On 8/7/24 09:41, Kent Borg wrote:
> Again, the posting says this requires further investigation with the 
> early guess that Rust is being nicer to the cache.

Turns out there was a followup post.

https://bcantrill.dtrace.org/2018/09/28/the-relative-performance-of-c-and-rust/


I think it is fair to summarize the performance difference thus:

> For the C version, this is a binary search tree (an AVL tree), but 
> Rust (interestingly) doesn?t offer a binary search tree ? and it is 
> instead implemented with a BTreeSet 
> <https://doc.rust-lang.org/std/collections/struct.BTreeSet.html>, 
> which implements a B-tree <https://en.wikipedia.org/wiki/B-tree>.

And...that was nicer to the cache, to the tune of being ~32% faster.


A day earlier, on 8/6/24 16:31, Kent Borg wrote:
> In digging a little these all seem to be due to Rust "std" library 
> having some very well written data structures

Almost as if I knew what I was talking about. And that the people 
building Rust do very good work.


I have to mention another followup post, from two-years later. Read 
"Rust after the honeymoon", for the *real* dirt.

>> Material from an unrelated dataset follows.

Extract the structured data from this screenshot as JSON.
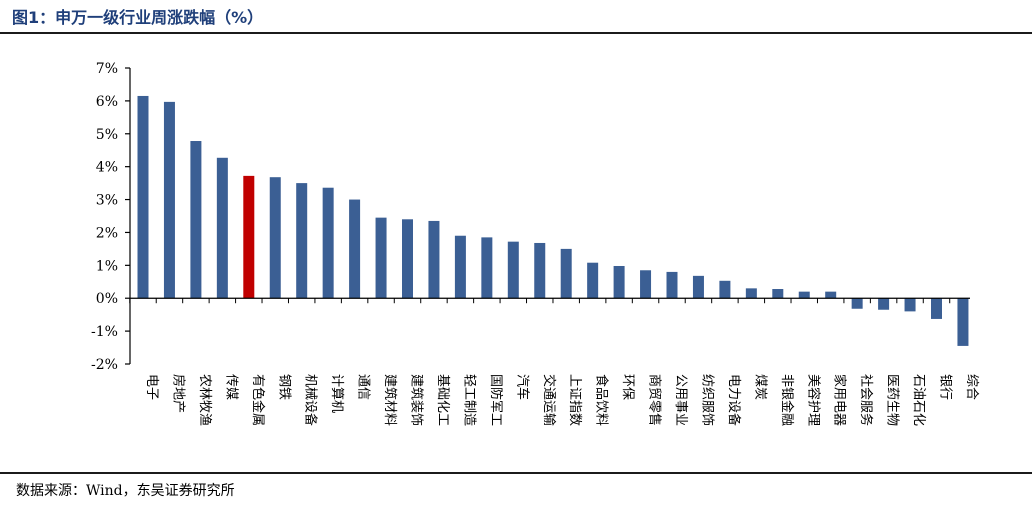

https://bcantrill.dtrace.org/2020/10/11/rust-after-the-honeymoon/

(Spoiler: No regrets.)


-kb, the Kent who is lazy and likes having fast data structures for 
free, even though he is sure Mark could implement a faster B-tree in C*.


* The BTreeSet had some funny bumps in its performance curve, where it 
turns out it is allocating memory. If I understand correctly these could 
be avoided by initializing the data structure upfront to needed size, 
instead of being dynamic. The catch in their case is they don't know in 
advance how big the data will be. The AVL tree didn't have these bumps. 
I don't know whether the B-tree could be implemented to avoid them, 
while still being as fast. I'll leave that to others. (Maybe C's tree 
could /add/ some bumps to get faster.)